JPMorgan CEO Jamie Dimon: ‘Geopolitics is Getting Worse’
What’s happening:
JPMorgan Chase CEO Jamie Dimon issued a stark warning during a recent interview, emphasizing that global geopolitical risks are escalating, not improving.
Why it matters:
Dimon pointed to ongoing conflicts, particularly the war between Ukraine and Russia, as a significant threat to global stability. He also highlighted the potential for energy supply disruptions, noting recent attacks on crude oil tankers in the Red Sea by Yemen’s Houthi rebels. For Dimon, these risks outweigh concerns over inflation or a U.S. recession.
The big picture:
- Rising geopolitical risks: Dimon stressed that the world is facing increasing instability, warning of potential accidents and broader involvement in conflicts.

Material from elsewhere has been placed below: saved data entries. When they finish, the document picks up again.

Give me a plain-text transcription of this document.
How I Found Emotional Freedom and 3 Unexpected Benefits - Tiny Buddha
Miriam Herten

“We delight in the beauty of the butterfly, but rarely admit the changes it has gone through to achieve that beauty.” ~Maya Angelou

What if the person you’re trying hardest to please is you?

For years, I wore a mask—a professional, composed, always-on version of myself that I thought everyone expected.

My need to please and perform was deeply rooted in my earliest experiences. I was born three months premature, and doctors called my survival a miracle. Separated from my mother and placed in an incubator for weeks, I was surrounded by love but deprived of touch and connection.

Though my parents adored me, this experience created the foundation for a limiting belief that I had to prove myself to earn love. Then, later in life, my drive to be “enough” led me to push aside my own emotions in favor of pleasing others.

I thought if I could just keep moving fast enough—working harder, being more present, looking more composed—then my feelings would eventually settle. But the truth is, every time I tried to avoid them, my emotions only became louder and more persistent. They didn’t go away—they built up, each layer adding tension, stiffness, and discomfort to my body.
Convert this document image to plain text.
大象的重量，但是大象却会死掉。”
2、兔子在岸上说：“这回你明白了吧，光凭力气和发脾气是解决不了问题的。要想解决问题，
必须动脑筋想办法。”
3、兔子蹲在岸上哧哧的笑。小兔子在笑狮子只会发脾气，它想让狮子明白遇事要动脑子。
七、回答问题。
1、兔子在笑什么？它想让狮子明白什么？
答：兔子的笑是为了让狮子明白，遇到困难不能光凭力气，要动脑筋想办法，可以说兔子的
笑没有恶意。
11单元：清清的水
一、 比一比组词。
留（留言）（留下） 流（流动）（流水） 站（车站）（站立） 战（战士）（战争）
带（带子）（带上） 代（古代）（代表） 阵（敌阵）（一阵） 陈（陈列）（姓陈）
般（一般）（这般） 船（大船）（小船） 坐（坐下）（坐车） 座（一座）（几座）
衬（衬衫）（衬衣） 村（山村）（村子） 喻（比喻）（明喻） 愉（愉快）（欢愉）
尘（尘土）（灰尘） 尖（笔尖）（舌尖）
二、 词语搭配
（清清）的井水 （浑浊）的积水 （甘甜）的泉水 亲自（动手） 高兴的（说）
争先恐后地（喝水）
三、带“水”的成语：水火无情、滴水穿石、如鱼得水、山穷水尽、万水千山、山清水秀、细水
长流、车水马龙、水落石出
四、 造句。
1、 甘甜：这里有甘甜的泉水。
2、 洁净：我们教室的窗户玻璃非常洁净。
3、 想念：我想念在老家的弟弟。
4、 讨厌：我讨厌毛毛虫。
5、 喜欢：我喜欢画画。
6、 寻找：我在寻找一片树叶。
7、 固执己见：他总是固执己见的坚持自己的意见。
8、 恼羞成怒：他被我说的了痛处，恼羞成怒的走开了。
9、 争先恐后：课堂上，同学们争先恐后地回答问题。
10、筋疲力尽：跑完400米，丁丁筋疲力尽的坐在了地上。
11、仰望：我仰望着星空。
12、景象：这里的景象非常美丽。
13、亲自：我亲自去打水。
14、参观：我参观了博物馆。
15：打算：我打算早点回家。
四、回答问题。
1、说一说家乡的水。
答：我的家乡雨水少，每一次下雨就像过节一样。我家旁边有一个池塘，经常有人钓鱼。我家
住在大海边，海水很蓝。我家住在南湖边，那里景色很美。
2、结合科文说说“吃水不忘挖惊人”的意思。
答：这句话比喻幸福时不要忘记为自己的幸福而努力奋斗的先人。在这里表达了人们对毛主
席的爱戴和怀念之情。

- Energy disruptions: Attacks on oil tankers highlight the vulnerability of global energy supplies, adding to the geopolitical challenges.
- Caution on U.S. economy: While the Federal Reserve’s recent rate cuts have buoyed markets, Dimon remains skeptical about the U.S. economy's short-term outlook.
Key quote:
“Geopolitics is getting worse, they are not getting better. There is a chance for accidents in energy supply... You have a lot of war taking place right now.” – Jamie Dimon
What’s next:
Dimon urged the U.S. to brace for a prolonged conflict in Ukraine, signaling that global instability could have lasting economic repercussions.
Bottom line:
Dimon remains cautious about global and economic stability, underscoring that worsening geopolitical risks may pose the greatest challenge in the near term, even as markets remain optimistic.
Next Week’s Key Events
Monday, Sept. 30
- No reports scheduled
Tuesday, Oct. 1
- 9:45 am: S&P Final U.S. Manufacturing PMI (Sept.)
- 10:00 am: ISM Manufacturing (Sept.)
- 10:00 am: JOLTS report (Aug.)
Wednesday, Oct. 2
- 8:15 am: ADP Employment (Sept.)
Thursday, Oct. 3
- 8:30 am: Initial Jobless Claims (Sept. 28)
- 9:45 am: S&P Final U.S. Services PMI (Sept.)
- 10:00 am: ISM Services (Sept.)
Friday, Oct. 4
- 8:30 am: Employment Situation Summary (Sept.)
IMPACT ON PRECIOUS METALS MARKETS
S&P U.S. Services & Manufacturing PMI
The PMIs provide an early snapshot of business conditions. A stronger-than-expected PMI suggests economic growth, which can bolster the U.S. dollar and hurt gold and silver prices, as they are negatively correlated with a strong dollar. Conversely, weaker PMIs signal economic contraction, increasing demand for safe-haven assets like gold and silver.
Initial Jobless Claims
An increase in jobless claims signals a weakening labor market, potentially stoking fears of economic slowdown. This could push gold and silver prices higher. Conversely, a drop in jobless claims suggests a strong economy, which may weaken demand for precious metals.
ISM Manufacturing
This report is a key indicator of manufacturing health. If the index falls below expectations, it can suggest economic weakness, which typically supports gold and silver prices as safe-haven assets.
JOLTS Report
The Job Openings and Labor Turnover Survey (JOLTS) reflects labor market tightness. A decrease in job openings could weaken confidence in the economy, encouraging more investors to move into gold and silver.
ADP Employment
ADP Employment provides an early glimpse into the labor market. A weak report may push investors toward gold and silver, betting on a dovish Fed policy response.
ISM Services
Similar to the manufacturing PMI, a weak services report could indicate a broader economic slowdown, driving demand for gold and silver as safe-haven investments.
Employment Situation Summary (Jobs Report)
This is a critical report. Weak job growth or rising unemployment could prompt expectations of more dovish Fed policies, which often supports higher gold and silver prices due to their inverse relationship with interest rates.